There are few things the Trump administration has in common with the Obama Administration but trump appears on the cusp of yet another executive order which will make all federally funded (tax payer) research immediately available. Generally, the Obama Administration established a set of  initiatives to open access to government information and one of the related policies underwritten by the Office of Science and Technology (OSTP) was to make tax payer funded research more available.  In 2013, OSTP released a policy memorandum which "directed Federal agencies with more than $100M in R&D expenditures to develop plans to make the published results of federally funded research freely available to the public within one year of publication and requiring researchers to better account for and manage the digital data resulting from federally funded scientific research."  At the time, the year embargo represented a compromise agreed between publishers and the government via a 'deliberative' process.

The current administration (which had initially appeared to discard and abandon many of the open government initiatives implementated under Obama), has circulated an executive order (EO) which will effectively eliminate the one year embargo period.   Naturally, publishers including associations and membership organizations which rely on publishing revenue to support their operations are intensively concerned about this initiative. Oddly, while some reports suggest this EO has been circulating for a while, the Association of American Publishers (AAP) are only formally responding now with their concerns.   If this order is made, it will likely fundamentally change they way many academic and scientific publishing companies operate especially those publishing programs which operate where the preponderance of research money is spent.  Some more forward thinking publishers, having seen the trends in Europe with respect to open access, may be protected but there are many publishers for which this is going to represent a real danger to their financial viability.  Or at the least, they are going to have to withstand a difficult transition period to a new open access model.

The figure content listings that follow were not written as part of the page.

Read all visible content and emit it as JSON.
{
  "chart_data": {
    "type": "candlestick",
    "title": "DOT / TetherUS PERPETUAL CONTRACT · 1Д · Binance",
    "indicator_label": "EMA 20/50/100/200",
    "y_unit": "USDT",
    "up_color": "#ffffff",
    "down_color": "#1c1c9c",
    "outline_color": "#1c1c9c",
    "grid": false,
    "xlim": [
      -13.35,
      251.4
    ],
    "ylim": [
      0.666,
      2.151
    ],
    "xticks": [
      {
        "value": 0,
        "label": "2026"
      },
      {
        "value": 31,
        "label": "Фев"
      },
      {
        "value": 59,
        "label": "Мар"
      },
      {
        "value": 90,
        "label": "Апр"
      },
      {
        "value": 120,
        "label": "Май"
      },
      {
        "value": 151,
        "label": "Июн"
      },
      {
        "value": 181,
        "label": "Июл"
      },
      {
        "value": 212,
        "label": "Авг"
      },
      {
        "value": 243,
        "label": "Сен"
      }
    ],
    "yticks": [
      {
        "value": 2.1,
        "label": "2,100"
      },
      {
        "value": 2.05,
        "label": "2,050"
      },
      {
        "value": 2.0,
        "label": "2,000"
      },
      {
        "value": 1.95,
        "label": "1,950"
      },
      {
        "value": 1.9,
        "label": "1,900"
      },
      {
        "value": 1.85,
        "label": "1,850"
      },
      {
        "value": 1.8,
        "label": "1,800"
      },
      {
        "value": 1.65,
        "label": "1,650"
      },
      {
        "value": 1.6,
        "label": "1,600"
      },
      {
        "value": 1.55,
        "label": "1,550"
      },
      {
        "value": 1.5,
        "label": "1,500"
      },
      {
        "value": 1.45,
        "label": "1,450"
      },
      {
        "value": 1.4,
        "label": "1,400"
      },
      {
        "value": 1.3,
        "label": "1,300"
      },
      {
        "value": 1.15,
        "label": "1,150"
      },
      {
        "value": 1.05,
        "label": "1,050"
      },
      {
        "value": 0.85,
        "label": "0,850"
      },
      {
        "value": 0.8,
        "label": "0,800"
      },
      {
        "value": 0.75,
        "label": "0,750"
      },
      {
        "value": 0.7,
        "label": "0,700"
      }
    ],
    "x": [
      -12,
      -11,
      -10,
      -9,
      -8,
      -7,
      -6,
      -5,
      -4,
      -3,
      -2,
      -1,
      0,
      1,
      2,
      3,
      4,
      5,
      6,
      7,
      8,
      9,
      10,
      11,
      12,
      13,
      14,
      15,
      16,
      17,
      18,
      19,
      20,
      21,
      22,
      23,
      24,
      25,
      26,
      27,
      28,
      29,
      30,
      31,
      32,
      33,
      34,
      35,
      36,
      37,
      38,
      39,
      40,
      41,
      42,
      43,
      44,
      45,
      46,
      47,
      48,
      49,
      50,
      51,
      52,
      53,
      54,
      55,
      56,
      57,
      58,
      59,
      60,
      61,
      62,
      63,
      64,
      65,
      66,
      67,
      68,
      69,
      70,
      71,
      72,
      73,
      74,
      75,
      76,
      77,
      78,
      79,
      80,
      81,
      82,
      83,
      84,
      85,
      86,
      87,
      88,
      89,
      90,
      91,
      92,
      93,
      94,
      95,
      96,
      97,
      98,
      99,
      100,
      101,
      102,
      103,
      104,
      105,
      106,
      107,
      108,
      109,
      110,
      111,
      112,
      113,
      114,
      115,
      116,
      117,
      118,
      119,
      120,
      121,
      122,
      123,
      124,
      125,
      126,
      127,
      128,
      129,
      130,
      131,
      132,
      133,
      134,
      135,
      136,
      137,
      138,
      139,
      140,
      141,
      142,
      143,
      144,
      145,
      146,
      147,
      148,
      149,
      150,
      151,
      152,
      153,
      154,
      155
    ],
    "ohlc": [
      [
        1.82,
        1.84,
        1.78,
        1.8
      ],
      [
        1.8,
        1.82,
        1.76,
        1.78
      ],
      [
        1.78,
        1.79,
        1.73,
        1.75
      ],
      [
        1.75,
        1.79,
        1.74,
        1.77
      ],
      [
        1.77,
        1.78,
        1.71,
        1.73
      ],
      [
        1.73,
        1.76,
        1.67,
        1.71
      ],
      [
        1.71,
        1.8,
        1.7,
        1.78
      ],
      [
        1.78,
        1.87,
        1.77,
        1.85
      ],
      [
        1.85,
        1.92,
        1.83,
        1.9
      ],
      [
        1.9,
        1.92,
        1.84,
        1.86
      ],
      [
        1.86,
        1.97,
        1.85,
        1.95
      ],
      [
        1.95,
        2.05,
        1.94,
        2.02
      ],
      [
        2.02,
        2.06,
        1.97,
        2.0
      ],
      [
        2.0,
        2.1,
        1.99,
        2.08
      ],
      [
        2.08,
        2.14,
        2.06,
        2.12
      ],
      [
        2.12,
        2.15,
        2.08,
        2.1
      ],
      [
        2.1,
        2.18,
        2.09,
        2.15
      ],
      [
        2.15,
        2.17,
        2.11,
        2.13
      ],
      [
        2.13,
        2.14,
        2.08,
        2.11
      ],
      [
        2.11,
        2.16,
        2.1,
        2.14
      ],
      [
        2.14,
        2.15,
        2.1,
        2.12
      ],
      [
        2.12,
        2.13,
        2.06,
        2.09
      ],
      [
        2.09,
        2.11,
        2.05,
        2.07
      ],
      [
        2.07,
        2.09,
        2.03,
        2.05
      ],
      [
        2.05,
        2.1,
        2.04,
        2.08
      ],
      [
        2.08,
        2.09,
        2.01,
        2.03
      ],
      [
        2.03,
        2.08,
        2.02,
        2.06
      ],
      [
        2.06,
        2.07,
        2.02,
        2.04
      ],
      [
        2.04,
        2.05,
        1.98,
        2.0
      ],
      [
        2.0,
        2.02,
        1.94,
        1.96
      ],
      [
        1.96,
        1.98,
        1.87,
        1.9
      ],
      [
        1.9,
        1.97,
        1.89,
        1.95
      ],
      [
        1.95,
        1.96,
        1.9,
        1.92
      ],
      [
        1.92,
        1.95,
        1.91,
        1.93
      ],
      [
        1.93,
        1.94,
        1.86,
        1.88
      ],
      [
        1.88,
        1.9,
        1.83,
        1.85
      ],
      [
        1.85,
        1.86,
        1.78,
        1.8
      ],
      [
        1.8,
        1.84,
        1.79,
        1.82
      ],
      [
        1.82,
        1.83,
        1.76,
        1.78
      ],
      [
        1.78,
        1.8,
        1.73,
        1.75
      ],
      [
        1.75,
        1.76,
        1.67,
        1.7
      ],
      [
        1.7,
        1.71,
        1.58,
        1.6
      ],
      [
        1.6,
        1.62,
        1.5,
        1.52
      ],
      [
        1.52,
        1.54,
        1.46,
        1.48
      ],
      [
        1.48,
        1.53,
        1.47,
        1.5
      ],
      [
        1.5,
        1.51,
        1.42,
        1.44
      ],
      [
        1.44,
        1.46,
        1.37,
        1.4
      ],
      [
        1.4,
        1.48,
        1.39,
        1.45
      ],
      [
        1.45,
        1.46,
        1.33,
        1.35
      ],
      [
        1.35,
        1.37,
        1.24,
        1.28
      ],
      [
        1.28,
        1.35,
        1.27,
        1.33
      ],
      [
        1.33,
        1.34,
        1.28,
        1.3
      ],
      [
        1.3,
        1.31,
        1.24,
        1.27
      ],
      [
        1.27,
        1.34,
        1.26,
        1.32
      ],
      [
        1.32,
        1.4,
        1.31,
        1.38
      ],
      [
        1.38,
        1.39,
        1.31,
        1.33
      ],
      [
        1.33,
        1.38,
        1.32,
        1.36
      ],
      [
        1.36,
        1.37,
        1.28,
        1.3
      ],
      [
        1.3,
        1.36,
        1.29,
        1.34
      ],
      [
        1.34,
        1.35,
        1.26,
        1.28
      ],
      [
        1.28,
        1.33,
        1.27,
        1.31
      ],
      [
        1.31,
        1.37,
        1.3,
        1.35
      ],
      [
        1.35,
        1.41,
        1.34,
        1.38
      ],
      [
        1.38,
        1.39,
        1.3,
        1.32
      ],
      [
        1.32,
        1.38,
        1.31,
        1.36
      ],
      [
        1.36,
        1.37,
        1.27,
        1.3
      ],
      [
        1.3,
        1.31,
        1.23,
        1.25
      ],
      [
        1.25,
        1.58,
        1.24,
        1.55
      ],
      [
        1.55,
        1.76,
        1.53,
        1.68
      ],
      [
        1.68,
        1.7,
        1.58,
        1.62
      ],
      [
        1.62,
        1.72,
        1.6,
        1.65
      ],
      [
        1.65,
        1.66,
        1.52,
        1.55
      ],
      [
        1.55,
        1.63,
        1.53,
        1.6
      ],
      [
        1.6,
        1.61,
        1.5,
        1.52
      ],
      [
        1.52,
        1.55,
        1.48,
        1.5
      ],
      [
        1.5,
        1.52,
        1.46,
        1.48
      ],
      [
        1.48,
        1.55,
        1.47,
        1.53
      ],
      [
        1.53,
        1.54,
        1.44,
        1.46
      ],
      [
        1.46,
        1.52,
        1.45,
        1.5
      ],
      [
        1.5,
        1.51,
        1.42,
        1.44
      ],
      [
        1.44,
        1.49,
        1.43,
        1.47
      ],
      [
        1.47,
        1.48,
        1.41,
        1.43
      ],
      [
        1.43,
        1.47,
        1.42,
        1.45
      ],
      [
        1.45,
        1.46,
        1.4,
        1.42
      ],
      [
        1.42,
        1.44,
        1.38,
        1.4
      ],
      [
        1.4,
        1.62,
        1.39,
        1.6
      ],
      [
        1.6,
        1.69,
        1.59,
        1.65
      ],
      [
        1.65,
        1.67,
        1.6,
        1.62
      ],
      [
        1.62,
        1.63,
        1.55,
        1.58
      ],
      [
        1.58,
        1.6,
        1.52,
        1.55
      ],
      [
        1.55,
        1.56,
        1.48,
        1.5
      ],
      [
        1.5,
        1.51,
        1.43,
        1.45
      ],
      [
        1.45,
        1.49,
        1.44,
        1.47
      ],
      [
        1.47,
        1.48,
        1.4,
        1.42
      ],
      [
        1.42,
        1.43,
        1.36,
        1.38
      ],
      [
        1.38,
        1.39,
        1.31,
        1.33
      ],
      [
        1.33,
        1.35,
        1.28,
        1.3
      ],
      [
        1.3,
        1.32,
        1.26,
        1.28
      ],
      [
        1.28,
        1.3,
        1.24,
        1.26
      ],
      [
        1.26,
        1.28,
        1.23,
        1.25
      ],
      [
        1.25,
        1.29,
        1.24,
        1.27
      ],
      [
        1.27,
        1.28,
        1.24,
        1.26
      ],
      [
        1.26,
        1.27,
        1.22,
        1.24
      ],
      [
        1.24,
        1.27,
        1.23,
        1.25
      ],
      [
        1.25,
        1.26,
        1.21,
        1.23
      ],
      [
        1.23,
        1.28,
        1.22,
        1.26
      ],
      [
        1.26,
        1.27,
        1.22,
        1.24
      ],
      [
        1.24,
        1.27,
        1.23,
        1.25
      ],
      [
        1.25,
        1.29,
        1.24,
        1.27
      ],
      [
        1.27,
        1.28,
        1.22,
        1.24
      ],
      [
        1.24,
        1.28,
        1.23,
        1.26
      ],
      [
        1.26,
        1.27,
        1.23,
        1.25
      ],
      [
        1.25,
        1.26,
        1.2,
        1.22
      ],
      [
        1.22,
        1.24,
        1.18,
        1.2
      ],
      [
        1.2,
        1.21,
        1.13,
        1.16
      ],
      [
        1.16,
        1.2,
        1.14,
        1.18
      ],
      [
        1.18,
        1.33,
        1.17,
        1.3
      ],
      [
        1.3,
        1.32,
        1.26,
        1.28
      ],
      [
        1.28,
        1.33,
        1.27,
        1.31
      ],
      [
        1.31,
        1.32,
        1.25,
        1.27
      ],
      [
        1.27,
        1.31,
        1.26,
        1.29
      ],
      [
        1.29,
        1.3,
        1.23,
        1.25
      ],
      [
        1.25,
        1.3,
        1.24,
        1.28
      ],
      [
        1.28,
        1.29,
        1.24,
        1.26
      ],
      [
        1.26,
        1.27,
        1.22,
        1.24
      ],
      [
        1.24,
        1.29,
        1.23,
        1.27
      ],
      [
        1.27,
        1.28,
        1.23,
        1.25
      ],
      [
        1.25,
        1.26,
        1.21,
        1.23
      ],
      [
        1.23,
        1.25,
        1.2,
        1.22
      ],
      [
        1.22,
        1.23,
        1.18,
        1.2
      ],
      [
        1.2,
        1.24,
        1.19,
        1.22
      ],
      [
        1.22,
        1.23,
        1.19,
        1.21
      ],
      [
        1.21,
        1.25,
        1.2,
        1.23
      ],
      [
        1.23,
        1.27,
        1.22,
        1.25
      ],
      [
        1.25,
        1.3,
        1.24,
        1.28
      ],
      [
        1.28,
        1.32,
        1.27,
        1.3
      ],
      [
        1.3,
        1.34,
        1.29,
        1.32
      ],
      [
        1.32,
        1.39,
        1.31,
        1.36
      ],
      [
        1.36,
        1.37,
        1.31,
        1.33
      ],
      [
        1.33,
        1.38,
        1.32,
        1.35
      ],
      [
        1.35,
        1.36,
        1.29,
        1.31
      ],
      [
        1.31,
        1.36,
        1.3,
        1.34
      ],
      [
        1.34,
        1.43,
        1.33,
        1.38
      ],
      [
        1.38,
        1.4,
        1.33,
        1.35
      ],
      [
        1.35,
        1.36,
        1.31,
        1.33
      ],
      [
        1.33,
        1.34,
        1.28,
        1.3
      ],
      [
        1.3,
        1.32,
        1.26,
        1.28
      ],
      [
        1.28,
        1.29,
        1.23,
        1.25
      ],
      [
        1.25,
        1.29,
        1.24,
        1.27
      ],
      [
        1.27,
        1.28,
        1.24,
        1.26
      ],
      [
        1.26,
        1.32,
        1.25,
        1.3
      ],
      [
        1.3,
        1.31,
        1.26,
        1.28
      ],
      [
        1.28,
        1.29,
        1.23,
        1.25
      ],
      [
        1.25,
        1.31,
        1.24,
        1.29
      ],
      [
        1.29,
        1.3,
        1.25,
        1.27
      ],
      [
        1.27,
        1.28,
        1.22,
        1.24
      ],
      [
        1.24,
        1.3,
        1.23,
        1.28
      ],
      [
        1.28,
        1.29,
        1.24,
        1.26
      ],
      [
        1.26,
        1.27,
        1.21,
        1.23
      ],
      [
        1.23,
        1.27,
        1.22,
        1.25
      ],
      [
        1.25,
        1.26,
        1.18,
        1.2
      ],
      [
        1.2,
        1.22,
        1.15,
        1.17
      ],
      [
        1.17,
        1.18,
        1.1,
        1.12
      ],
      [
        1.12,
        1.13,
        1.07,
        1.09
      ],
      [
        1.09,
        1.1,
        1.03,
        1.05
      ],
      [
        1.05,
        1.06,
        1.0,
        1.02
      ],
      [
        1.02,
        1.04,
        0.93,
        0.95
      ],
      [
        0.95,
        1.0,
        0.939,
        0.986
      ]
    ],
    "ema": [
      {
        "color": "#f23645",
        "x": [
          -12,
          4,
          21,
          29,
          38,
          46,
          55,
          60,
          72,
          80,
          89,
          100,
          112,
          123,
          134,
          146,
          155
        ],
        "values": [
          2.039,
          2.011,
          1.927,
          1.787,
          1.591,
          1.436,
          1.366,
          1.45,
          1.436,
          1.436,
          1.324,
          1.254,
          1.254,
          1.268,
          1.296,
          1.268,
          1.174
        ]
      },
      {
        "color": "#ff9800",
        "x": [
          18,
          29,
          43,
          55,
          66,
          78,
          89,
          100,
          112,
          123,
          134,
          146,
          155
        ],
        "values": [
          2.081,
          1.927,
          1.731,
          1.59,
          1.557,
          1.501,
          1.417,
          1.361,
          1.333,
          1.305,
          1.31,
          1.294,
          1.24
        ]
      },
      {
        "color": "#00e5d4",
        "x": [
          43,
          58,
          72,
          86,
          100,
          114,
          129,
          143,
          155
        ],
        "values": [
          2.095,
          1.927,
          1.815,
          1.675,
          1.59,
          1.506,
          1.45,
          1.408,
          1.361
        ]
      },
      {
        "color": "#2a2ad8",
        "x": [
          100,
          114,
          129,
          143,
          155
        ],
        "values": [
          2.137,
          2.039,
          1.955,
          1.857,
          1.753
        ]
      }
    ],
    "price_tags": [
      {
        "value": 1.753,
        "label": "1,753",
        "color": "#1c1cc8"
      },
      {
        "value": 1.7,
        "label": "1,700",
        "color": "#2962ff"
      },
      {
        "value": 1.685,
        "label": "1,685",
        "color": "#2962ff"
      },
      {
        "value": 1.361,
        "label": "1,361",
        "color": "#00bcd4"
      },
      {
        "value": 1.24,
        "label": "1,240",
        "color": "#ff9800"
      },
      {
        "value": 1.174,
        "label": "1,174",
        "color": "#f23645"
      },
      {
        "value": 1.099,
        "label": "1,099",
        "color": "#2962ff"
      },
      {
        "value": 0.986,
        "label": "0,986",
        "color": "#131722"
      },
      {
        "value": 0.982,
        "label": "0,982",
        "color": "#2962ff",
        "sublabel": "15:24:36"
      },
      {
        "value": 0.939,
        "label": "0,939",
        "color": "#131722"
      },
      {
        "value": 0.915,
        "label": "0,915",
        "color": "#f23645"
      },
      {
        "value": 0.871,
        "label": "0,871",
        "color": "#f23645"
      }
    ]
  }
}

The AAP's response has been very direct and represents the views of more than 125 publishers:
“The American publishing industry invests billions of dollars financing, organizing, and executing the world’s leading peer-review process in order to ensure the quality, reliability, and integrity of the scientific record,” said Maria A. Pallante, President & CEO of the Association of American Publishers. “The result is a public-private partnership that advances America’s position as the global leader in research, innovation, and scientific discovery. If the proposed policy goes into effect, not only would it wipe out a significant sector of our economy, it would also cost the federal government billions of dollars, undermine our nation’s scientific research and innovation, and significantly weaken America’s trade position. Nationalizing this essential function—that our private, non-profit scientific societies and commercial publishers do exceedingly well—is a costly, ill-advised path.”
The letter notes that “publishers both support and enable ‘open access’ business models and ‘open data’ as important options within a larger framework that assumes critical publisher investments remain viable. Under a legacy regulation that is still in force today, proprietary journal articles that report on federally funded research must be made available for free within 12 months of publication. This mandate already amounts to a significant government intervention in the private market. Going below the current 12 month ‘embargo’ would make it very difficult for most American publishers to invest in publishing these articles. As a consequence, it would place increased financial responsibility on the government through diverted federal research grant funds or additional monies to underwrite the important value added by publishing. In the coming years, this cost shift would place billions of dollars of new and additional burden on taxpayers.”
As with many initiatives with this administration, motivations may not be as pure as to provide more access to science and information; rather some have suggested that this action is a massive favor to private industry.   It is difficult to believe that Trump has any knowledge or awareness of the nuances of research publishing, business models or purpose.  It would be illuminating to know who is influencing this significant policy change.